Date of Award

1984

Document Type

Dissertation

Degree Name

Doctor of Philosophy (PhD)

Abstract

The Sunday night productions without decor were a series of ninety-nine fully rehearsed plays each presented with minimal scenery or costumes for one or two nights at the Royal Court Theatre, in London, from 1957-1975. This program, along with the main bill productions of the English Stage Company, staged the works of new playwrights who gave voice to the concerns and problems of the young and the working class, two groups previously ignored in the English theatre. After the success of John Osborne's Look Back in Anger (1956), the ESC, under the leadership of George Devine, was unable to accommodate many of the new scripts that arrived at the Royal Court.

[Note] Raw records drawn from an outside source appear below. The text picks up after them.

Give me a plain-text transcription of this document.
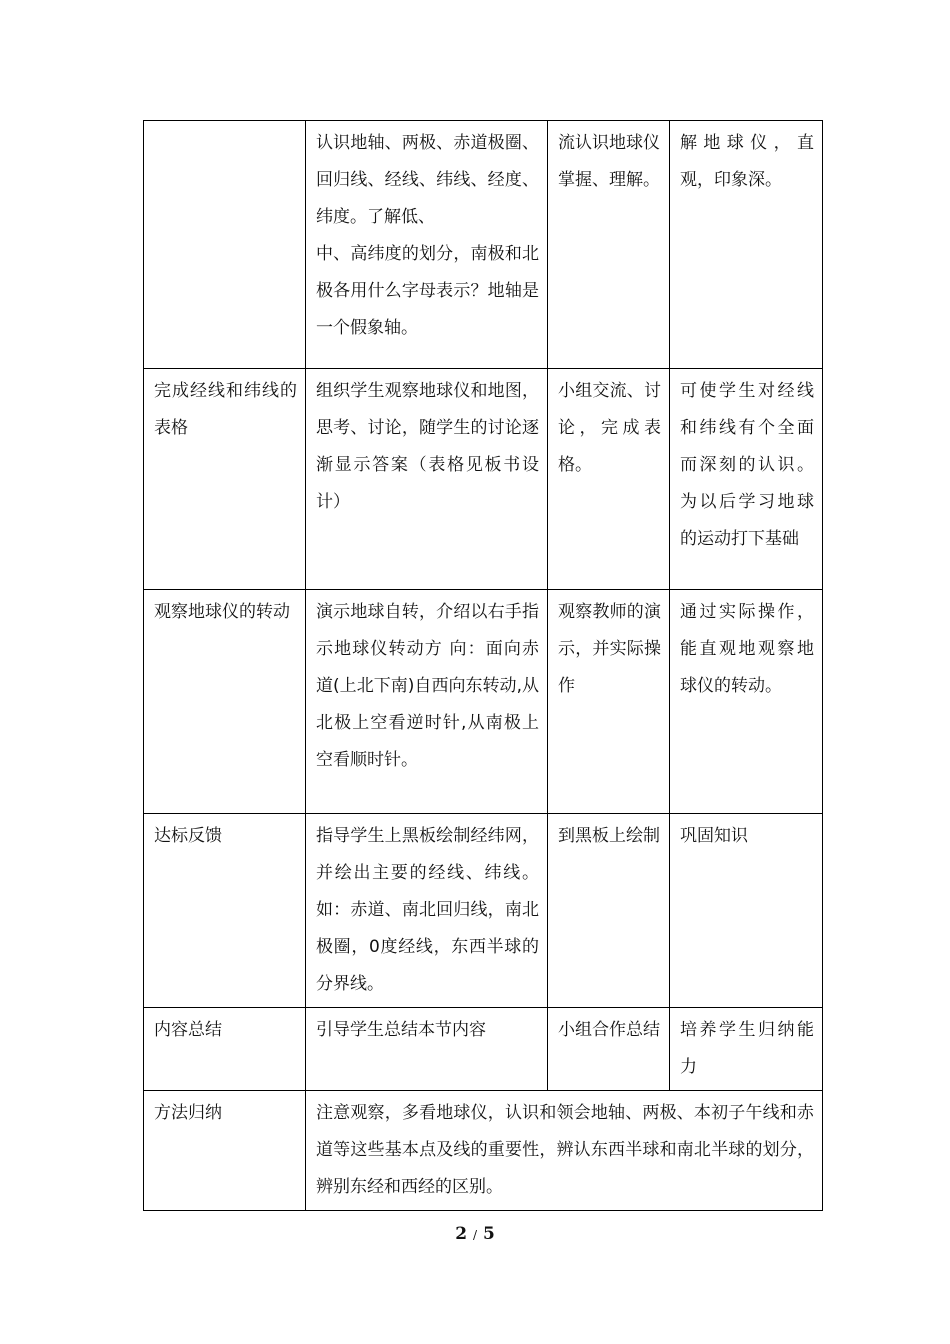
	认识地轴、两极、赤道极圈、回归线、经线、纬线、经度、纬度。了解低、
中、高纬度的划分，南极和北极各用什么字母表示？地轴是一个假象轴。	流认识地球仪
掌握、理解。	解地球仪，直观，印象深。
完成经线和纬线的表格	组织学生观察地球仪和地图，思考、讨论，随学生的讨论逐渐显示答案（表格见板书设计）	小组交流、讨论，完成表格。	可使学生对经线和纬线有个全面而深刻的认识。为以后学习地球的运动打下基础
观察地球仪的转动	演示地球自转，介绍以右手指示地球仪转动方 向：面向赤道(上北下南)自西向东转动,从北极上空看逆时针,从南极上空看顺时针。	观察教师的演示，并实际操作	通过实际操作，能直观地观察地球仪的转动。
达标反馈	指导学生上黑板绘制经纬网，并绘出主要的经线、纬线。如：赤道、南北回归线，南北极圈，0度经线，东西半球的分界线。	到黑板上绘制	巩固知识
内容总结	引导学生总结本节内容	小组合作总结	培养学生归纳能力
方法归纳	注意观察，多看地球仪，认识和领会地轴、两极、本初子午线和赤道等这些基本点及线的重要性，辨认东西半球和南北半球的划分，辨别东经和西经的区别。		
2 / 5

Devine needed a second stage also in order to test and train directors for future responsibility in the company. The productions without decor, created by Devine in 1957, satisfied both of these requirements. During the late fifties this series not only introduced several significant playwrights, such as John Arden and N. F. Simpson, but was instrumental in discovering three important directors for the ESC: John Dexter, Lindsay Anderson, and William Gaskill. During the sixties the private club status of the English Stage Society allowed the productions without decor to evade the scrutiny of the Lord Chamberlain and played a role in abolishing censorship in British theatre. Edward Bond and Christopher Hampton were two of the major playwrights who emerged through the Sunday night series in the sixties. The production without decor of A Collier's Friday Night in 1966, helped launch Peter Gill's directing career and led to the discovery of D. H. Lawrence as a dramatist. In 1969 the ESC opened by the Theatre Upstairs in the roof of the Royal Court to provide another outlet for new scripts. This space consumed a great deal of the company's energy during the seventies. Because of the loss of critical attention, the rise of alternative or fringe theatre, and increasing union scales for actors and technicians, the Sunday night series became undesirable as a means for staging plays. Although the productions without decor were terminated in 1975, the ESC has continued its commitment to developing new playwrights and young talent through the Young People's Theatre Scheme and a series of Rehearsed Readings.